The IRS has announced that the Overseas Voluntary Disclosure Program will close on September 28.
In the 10 years the OVDP has run, 56,000 taxpayers have owned up about their offshore finances and paid $11 billion into the coffers of the US Treasury.
But new international tax avoidance schemes like the Foreign Account Tax Compliance Act (FATCA) and the Common Reporting Standard have seen a network of tax data swapping between more than 100 countries.
In common with Britain and other leading financial centres, the US attitude to tax avoidance has hardened and many fail to see why diehard tax dodgers should get away with penalty discounts for hiding their money.
End of penalty discount
“It is no longer most economical for the US government to sit back and wait for people to feel scared enough or guilty enough to come forward and voluntarily correct their offshore tax and reporting errors,” said tax lawyers Shannon Smith Retzke and Hallie Aronson of consultancy Withers LLP.

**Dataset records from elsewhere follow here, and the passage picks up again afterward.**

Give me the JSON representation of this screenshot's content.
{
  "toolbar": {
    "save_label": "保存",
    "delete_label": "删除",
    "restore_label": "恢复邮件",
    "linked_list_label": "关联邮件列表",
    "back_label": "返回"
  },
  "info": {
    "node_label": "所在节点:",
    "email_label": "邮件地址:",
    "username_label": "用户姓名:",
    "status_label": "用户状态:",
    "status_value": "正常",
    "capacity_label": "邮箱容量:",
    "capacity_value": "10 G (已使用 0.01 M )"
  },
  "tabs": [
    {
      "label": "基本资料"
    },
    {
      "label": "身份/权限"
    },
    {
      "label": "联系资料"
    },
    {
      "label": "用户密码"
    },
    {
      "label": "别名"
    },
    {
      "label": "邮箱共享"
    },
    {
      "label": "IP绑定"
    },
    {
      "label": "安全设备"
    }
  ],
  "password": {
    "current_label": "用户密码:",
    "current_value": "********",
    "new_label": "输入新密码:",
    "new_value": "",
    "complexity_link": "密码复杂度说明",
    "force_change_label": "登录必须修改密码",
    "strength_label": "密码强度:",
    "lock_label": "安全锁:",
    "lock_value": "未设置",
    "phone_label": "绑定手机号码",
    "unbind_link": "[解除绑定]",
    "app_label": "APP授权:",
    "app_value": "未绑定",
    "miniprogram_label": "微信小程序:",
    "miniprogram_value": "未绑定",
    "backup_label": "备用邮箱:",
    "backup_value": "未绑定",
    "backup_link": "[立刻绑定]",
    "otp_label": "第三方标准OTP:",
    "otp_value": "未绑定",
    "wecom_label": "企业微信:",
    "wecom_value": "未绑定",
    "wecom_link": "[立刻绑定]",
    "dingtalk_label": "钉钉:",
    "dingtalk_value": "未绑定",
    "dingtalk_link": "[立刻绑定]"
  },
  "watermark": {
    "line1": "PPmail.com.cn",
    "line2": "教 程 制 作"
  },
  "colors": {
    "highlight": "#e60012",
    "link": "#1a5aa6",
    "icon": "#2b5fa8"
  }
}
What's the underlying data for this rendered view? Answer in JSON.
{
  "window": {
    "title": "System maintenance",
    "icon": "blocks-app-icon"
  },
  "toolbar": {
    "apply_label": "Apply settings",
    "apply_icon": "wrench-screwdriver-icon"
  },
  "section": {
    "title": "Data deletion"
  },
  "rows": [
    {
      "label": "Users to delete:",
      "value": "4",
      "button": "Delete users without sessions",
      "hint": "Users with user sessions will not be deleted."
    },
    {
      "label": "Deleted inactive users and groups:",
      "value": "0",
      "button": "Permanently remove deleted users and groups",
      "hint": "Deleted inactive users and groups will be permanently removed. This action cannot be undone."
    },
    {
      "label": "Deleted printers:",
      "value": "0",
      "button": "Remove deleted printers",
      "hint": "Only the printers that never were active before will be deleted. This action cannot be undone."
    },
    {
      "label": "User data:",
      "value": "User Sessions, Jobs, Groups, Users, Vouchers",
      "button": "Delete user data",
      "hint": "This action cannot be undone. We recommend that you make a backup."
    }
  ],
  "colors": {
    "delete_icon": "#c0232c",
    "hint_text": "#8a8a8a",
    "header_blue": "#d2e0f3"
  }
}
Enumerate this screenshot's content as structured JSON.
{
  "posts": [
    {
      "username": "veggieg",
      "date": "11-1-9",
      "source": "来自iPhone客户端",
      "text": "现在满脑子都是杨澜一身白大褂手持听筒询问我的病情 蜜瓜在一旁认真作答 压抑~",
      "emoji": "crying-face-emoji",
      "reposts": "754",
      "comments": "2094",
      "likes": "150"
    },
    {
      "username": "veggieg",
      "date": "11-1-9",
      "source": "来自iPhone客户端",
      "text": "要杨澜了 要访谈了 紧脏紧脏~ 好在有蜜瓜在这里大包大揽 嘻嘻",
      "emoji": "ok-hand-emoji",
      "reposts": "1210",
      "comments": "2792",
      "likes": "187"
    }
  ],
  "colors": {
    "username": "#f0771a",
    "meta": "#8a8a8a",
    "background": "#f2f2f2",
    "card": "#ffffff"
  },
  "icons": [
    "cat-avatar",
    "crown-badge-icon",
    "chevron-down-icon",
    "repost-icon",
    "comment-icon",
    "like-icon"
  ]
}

“It was previously the case that seeking out noncompliant US taxpayers with unreported offshore holdings was so difficult and costly that it made financial and logistical sense to offer a reduced penalty rate to people who came forward voluntarily, thereby saving the US government the resources of having to track them down.
“However, the IRS now believesthat it has the tools to root out offshore tax non-compliance with relative ease and minimal cost.”
The IRS suggests the numbers of people in the scheme reflect this.
Stopping tax evasion is IRS priority
In 2011, 18,000 taxpayers took part in OVDP. In 2017, the number was down to 600.
To take part in OVDP this year, full submissions must be with the IRS by September 28. Part or placeholder submissions will be rejected.
Ending the OVDP does not mean the IRS has softened attitudes towards tax avoidance.
“Stopping offshore tax noncompliance and evasion remain top priorities of the IRS,” said a spokesman.
“The IRS will leverage information using enhanced data analytics to continue making it more difficult to evade tax by hiding offshore.”